Rate limiting via virusprot takes actions too early
I have a rule, where I check number of connections from one IP coming to http(s), set to these limits:
150 total connections in the state table
120 new connections in 30 seconds.
The rule in console output looks like this:
pass in log quick on lagg0_vlan5 reply-to (lagg0_vlan5 ip.ad.dr.es) inet proto tcp from ! <grp_hosts_wl> to <grp_fw> port = https flags S/SA keep state (source-track rule, max-src-conn 150, max-src-conn-rate 120/30, overload <virusprot> flush global, src.track 30) label "ratelimit"</virusprot></grp_fw></grp_hosts_wl>
The problem is, sometimes there are customers, who are blocked after having like 30 connections in like 10 minutes, which obviously didn't hit this rule at all.

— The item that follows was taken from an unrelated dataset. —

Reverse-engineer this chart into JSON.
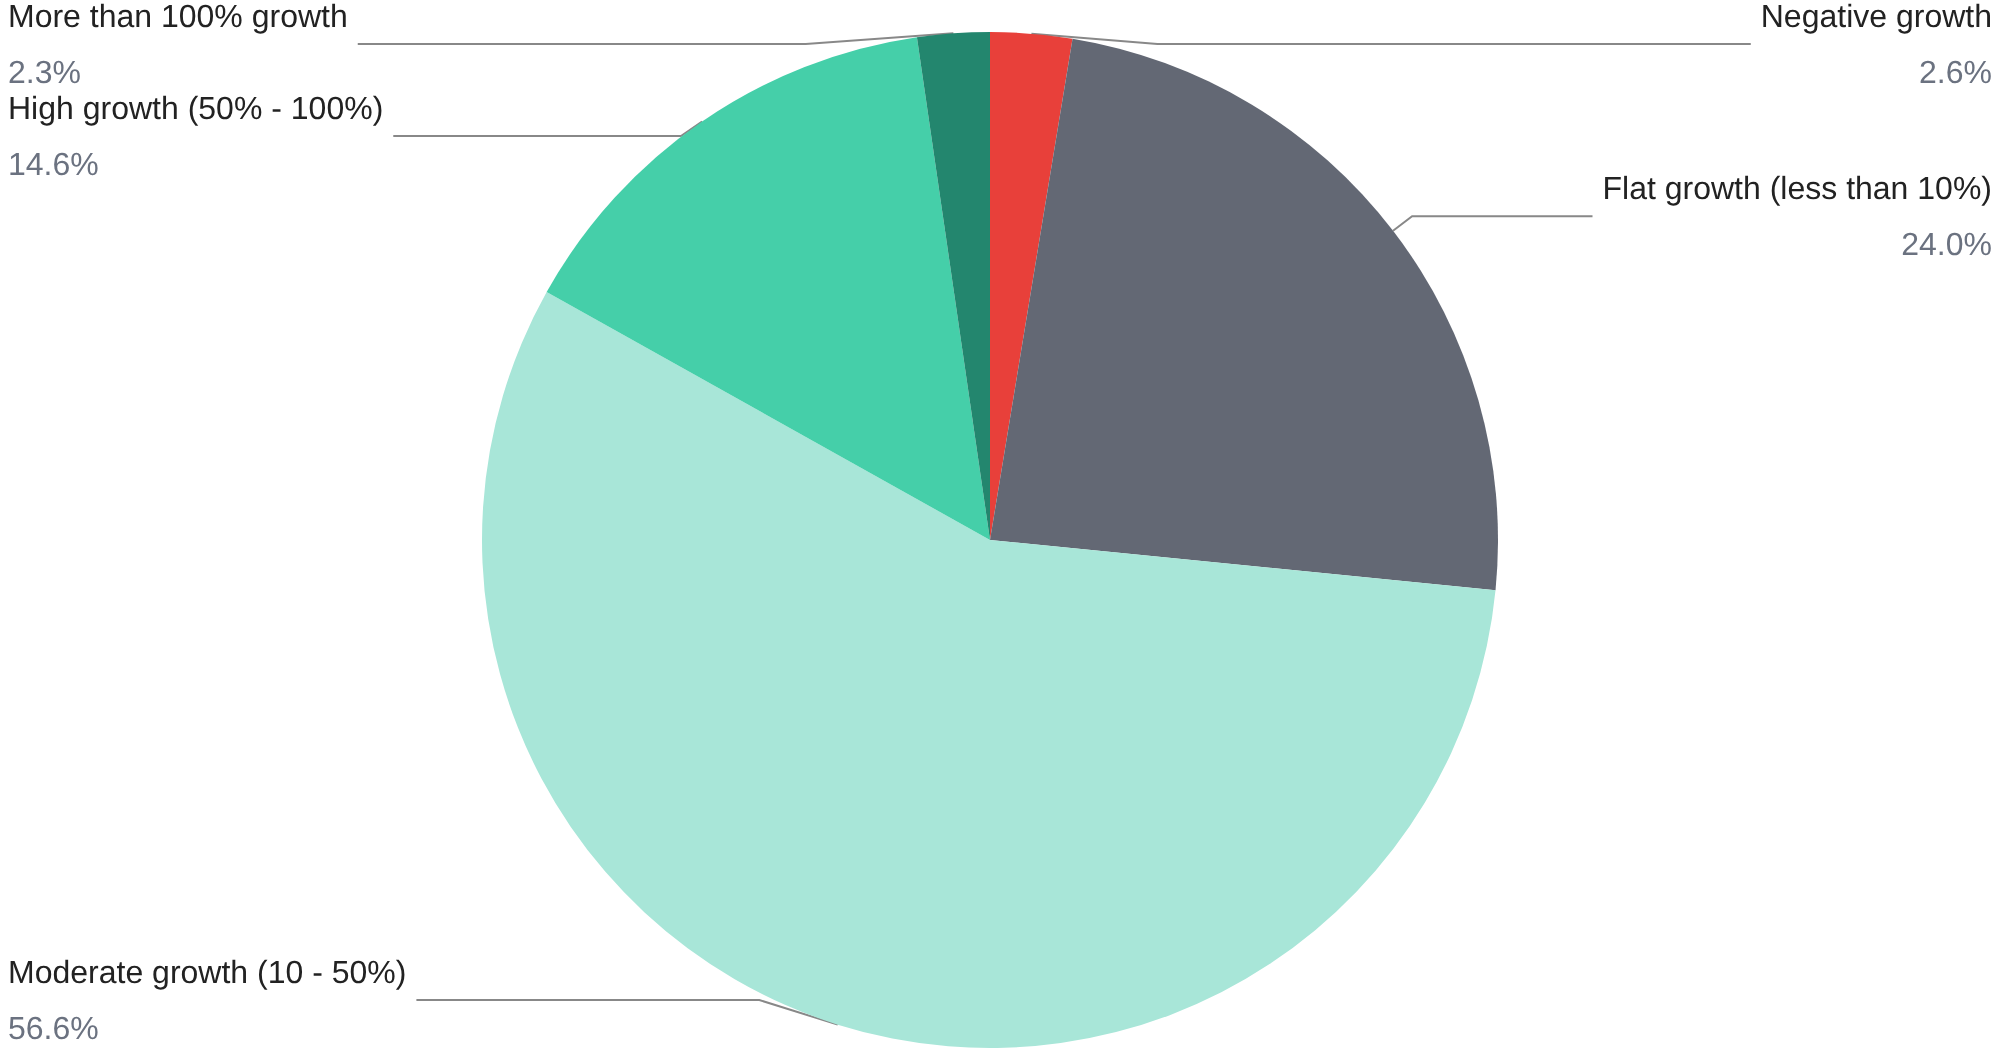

I have no other rule for rate limiting.
I was checking if they have reached a total states limit and not at all as well.
Seems like a bug to me.
How can I verify, why they are blocked? In the logs I can only see the connections, but not the reason, like "blocked because this and that limit reached".
Anyone any ideas?
Still no ideas? The issue is still ongoing.
It's working as intended, but perhaps not the way you expect:
For stateful TCP connections, limits on established connections (connec- tions which have completed the TCP 3-way handshake) can also be enforced per source IP. max-src-conn <number> Limits the maximum number of simultaneous TCP connections which have completed the 3-way handshake that a single host can make. max-src-conn-rate <number> / <seconds> Limit the rate of new connections over a time interval. The con- nection rate is an approximation calculated as a moving average. Because the 3-way handshake ensures that the source address is not being spoofed, more aggressive action can be taken based on these limits. With the overload <table> state option, source IP addresses which hit either of the limits on established connections will be added to the named ta- ble. This table can be used in the ruleset to block further activity from the offending host, redirect it to a tarpit process, or restrict its bandwidth. The optional flush keyword kills all states created by the matching rule which originate from the host which exceeds these limits. The global modifier to the flush command kills all states originating from the offending host, regardless of which rule created the state. For example, the following rules will protect the webserver against hosts making more than 100 connections in 10 seconds. Any host which connects faster than this rate will have its address added to the <bad_hosts> ta- ble and have all states originating from it flushed. Any new packets arriving from this host will be dropped unconditionally by the block rule. block quick from <bad_hosts> pass in on $ext_if proto tcp to $webserver port www keep state \ (max-src-conn-rate 100/10, overload <bad_hosts> flush global)
You specified a rate. Not that it is not a literal count of X states in Y time, but a calculated average. If they connect at a rate faster than the one you chose, on average, they will be blocked, even if they did not explicitly exceed the stated limit over the entire time period.